Thursday, December 8, 2016

Alien 3

Alien 3 is perhaps the most hated of all Alien sequels, though not due to its quality on a whole, but rather the way the film begins. The film opens with the death of the apparently much beloved Hicks and Newt, whose rescue had been a pivotal part of climax of the previous film. Even poor Bishop's is disconnected in a pitch black scene. That might seem a regression but it is actually a progression in terms of creating the last act of the trilogy. If the first film was defined by birth, the second by war, the third film is death. The film takes place on a bleak prison colony where all men are essentially there until they die, except for a few hapless guards, and a good natured doctor though with a troubled past. The dire place only goes grimmer with a new alien coming to life, and an accounted for face hugger. I find the film works within the context as the final act of Ripley's story, rather than as the a sequel to Aliens.

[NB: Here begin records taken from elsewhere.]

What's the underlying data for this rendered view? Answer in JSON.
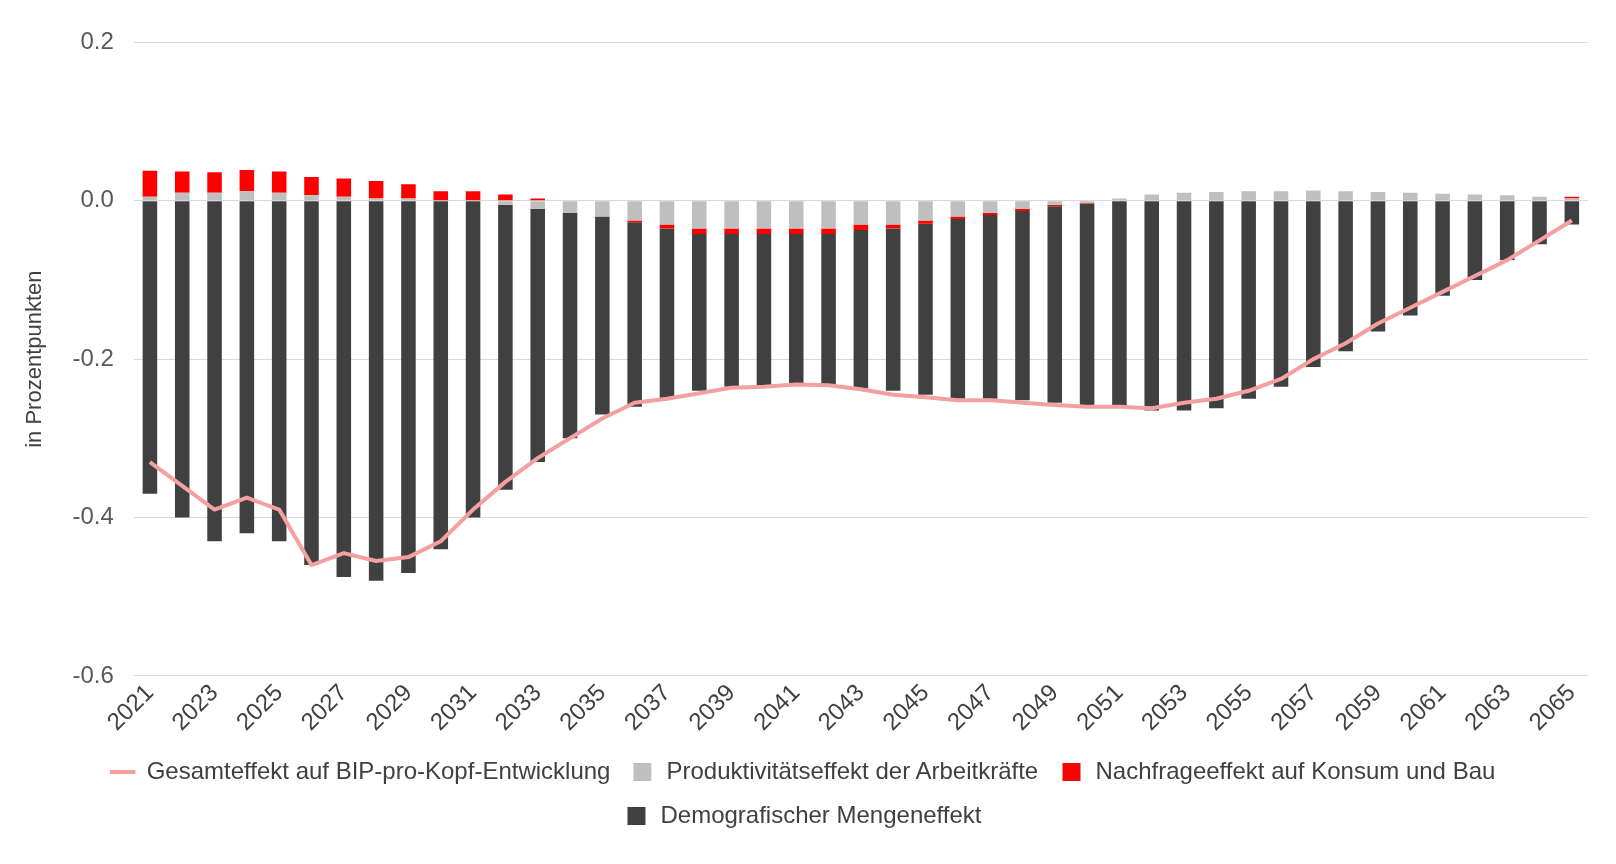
{
  "chart_data": {
    "type": "bar",
    "stacked": true,
    "ylabel": "in Prozentpunkten",
    "categories": [
      "2021",
      null,
      "2023",
      null,
      "2025",
      null,
      "2027",
      null,
      "2029",
      null,
      "2031",
      null,
      "2033",
      null,
      "2035",
      null,
      "2037",
      null,
      "2039",
      null,
      "2041",
      null,
      "2043",
      null,
      "2045",
      null,
      "2047",
      null,
      "2049",
      null,
      "2051",
      null,
      "2053",
      null,
      "2055",
      null,
      "2057",
      null,
      "2059",
      null,
      "2061",
      null,
      "2063",
      null,
      "2065"
    ],
    "series": [
      {
        "name": "Produktivitätseffekt der Arbeitkräfte",
        "color": "#bfbfbf",
        "values": [
          0.005,
          0.01,
          0.01,
          0.012,
          0.01,
          0.007,
          0.005,
          0.003,
          0.003,
          null,
          null,
          -0.005,
          -0.01,
          -0.015,
          -0.02,
          -0.025,
          -0.03,
          -0.035,
          -0.035,
          -0.035,
          -0.035,
          -0.035,
          -0.03,
          -0.03,
          -0.025,
          -0.02,
          -0.015,
          -0.01,
          -0.005,
          -0.003,
          0.003,
          0.008,
          0.01,
          0.011,
          0.012,
          0.012,
          0.013,
          0.012,
          0.011,
          0.01,
          0.009,
          0.008,
          0.007,
          0.005,
          0.003
        ]
      },
      {
        "name": "Nachfrageeffekt auf Konsum und Bau",
        "color": "#ff0000",
        "values": [
          0.033,
          0.027,
          0.026,
          0.027,
          0.027,
          0.023,
          0.023,
          0.022,
          0.018,
          0.012,
          0.012,
          0.008,
          0.003,
          null,
          null,
          -0.002,
          -0.005,
          -0.007,
          -0.007,
          -0.007,
          -0.007,
          -0.007,
          -0.007,
          -0.005,
          -0.004,
          -0.003,
          -0.003,
          -0.003,
          -0.002,
          -0.001,
          0,
          0,
          0,
          0,
          0,
          0,
          0,
          0,
          0,
          0,
          0,
          0,
          0,
          0,
          0.002
        ]
      },
      {
        "name": "Demografischer Mengeneffekt",
        "color": "#404040",
        "values": [
          -0.37,
          -0.4,
          -0.43,
          -0.42,
          -0.43,
          -0.46,
          -0.475,
          -0.48,
          -0.47,
          -0.44,
          -0.4,
          -0.36,
          -0.32,
          -0.285,
          -0.25,
          -0.233,
          -0.215,
          -0.198,
          -0.193,
          -0.193,
          -0.188,
          -0.19,
          -0.2,
          -0.205,
          -0.216,
          -0.227,
          -0.232,
          -0.239,
          -0.248,
          -0.254,
          -0.26,
          -0.265,
          -0.265,
          -0.262,
          -0.25,
          -0.235,
          -0.21,
          -0.19,
          -0.165,
          -0.145,
          -0.12,
          -0.1,
          -0.075,
          -0.055,
          -0.03
        ]
      },
      {
        "name": "Gesamteffekt auf BIP-pro-Kopf-Entwicklung",
        "type": "line",
        "color": "#f4a0a0",
        "values": [
          -0.33,
          -0.36,
          -0.39,
          -0.375,
          -0.39,
          -0.46,
          -0.445,
          -0.455,
          -0.45,
          -0.43,
          -0.39,
          -0.355,
          -0.325,
          -0.3,
          -0.275,
          -0.255,
          -0.25,
          -0.243,
          -0.236,
          -0.235,
          -0.232,
          -0.233,
          -0.238,
          -0.245,
          -0.248,
          -0.252,
          -0.252,
          -0.255,
          -0.258,
          -0.26,
          -0.26,
          -0.262,
          -0.255,
          -0.25,
          -0.24,
          -0.225,
          -0.2,
          -0.18,
          -0.155,
          -0.135,
          -0.115,
          -0.095,
          -0.075,
          -0.05,
          -0.025
        ]
      }
    ],
    "ylim": [
      -0.6,
      0.2
    ],
    "yticks": [
      {
        "value": 0.2,
        "label": "0.2"
      },
      {
        "value": 0,
        "label": "0.0"
      },
      {
        "value": -0.2,
        "label": "-0.2"
      },
      {
        "value": -0.4,
        "label": "-0.4"
      },
      {
        "value": -0.6,
        "label": "-0.6"
      }
    ],
    "grid": "y",
    "legend": "bottom"
  }
}
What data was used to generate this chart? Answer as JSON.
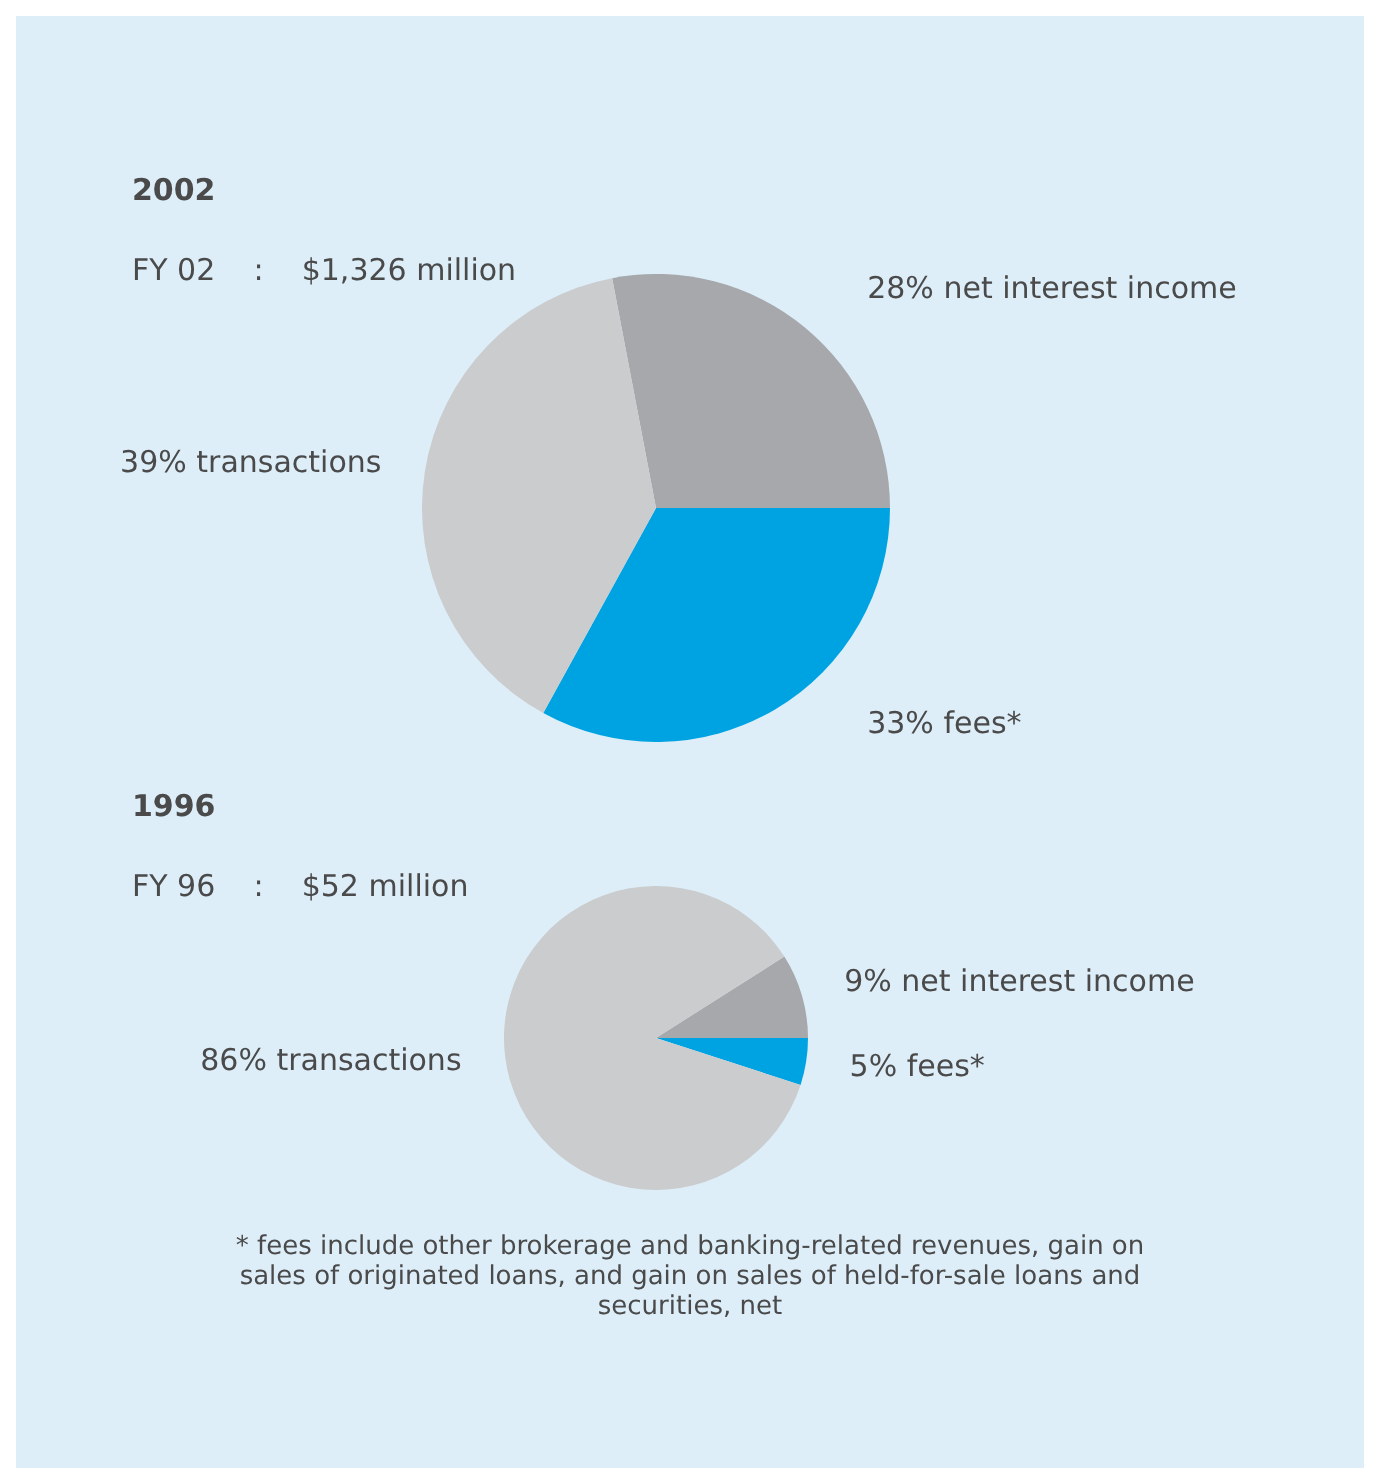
{
  "chart_data": [
    {
      "type": "pie",
      "title": "2002",
      "subtitle": "FY 02    :    $1,326 million",
      "categories": [
        "net interest income",
        "fees*",
        "transactions"
      ],
      "values": [
        28,
        33,
        39
      ],
      "value_labels": [
        "28%",
        "33%",
        "39%"
      ],
      "colors": [
        "#a6a8ab",
        "#00a3e1",
        "#cbcccd"
      ],
      "legend": false
    },
    {
      "type": "pie",
      "title": "1996",
      "subtitle": "FY 96    :    $52 million",
      "categories": [
        "net interest income",
        "fees*",
        "transactions"
      ],
      "values": [
        9,
        5,
        86
      ],
      "value_labels": [
        "9%",
        "5%",
        "86%"
      ],
      "colors": [
        "#a6a8ab",
        "#00a3e1",
        "#cbcccd"
      ],
      "legend": false,
      "annotations": [
        "* fees include other brokerage and banking-related revenues, gain on sales of originated loans, and gain on sales of held-for-sale loans and securities, net"
      ]
    }
  ]
}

It redefines itself back to a more claustrophobic thriller, though I would argue different than the original, in a way a more emotional story about accepting the end. The film is not flawless, the lame CGI would prevent it from being so, but in its assembly cut it does present an effective horror film with a powerful human story within it. This is well realized through Sigourney Weaver's incredible performance, and a memorable supporting cast including Charles Dance as the doctor, Charles S. Dutton as the spiritual leader of the prisoners, and Paul McGann as a prisoner with a particularly twisted mind. David Fincher's vision can actually be seen in the palatable atmosphere, even if there are a few times where it gets slightly muddled by obvious interference. It is not the cleanest closer to the trilogy, but I actually find it to be a fitting one in the end. I will admit though that I possibly benefited from watching this film before I ever saw Aliens, and in doing so I could only see what the film had to offer as itself.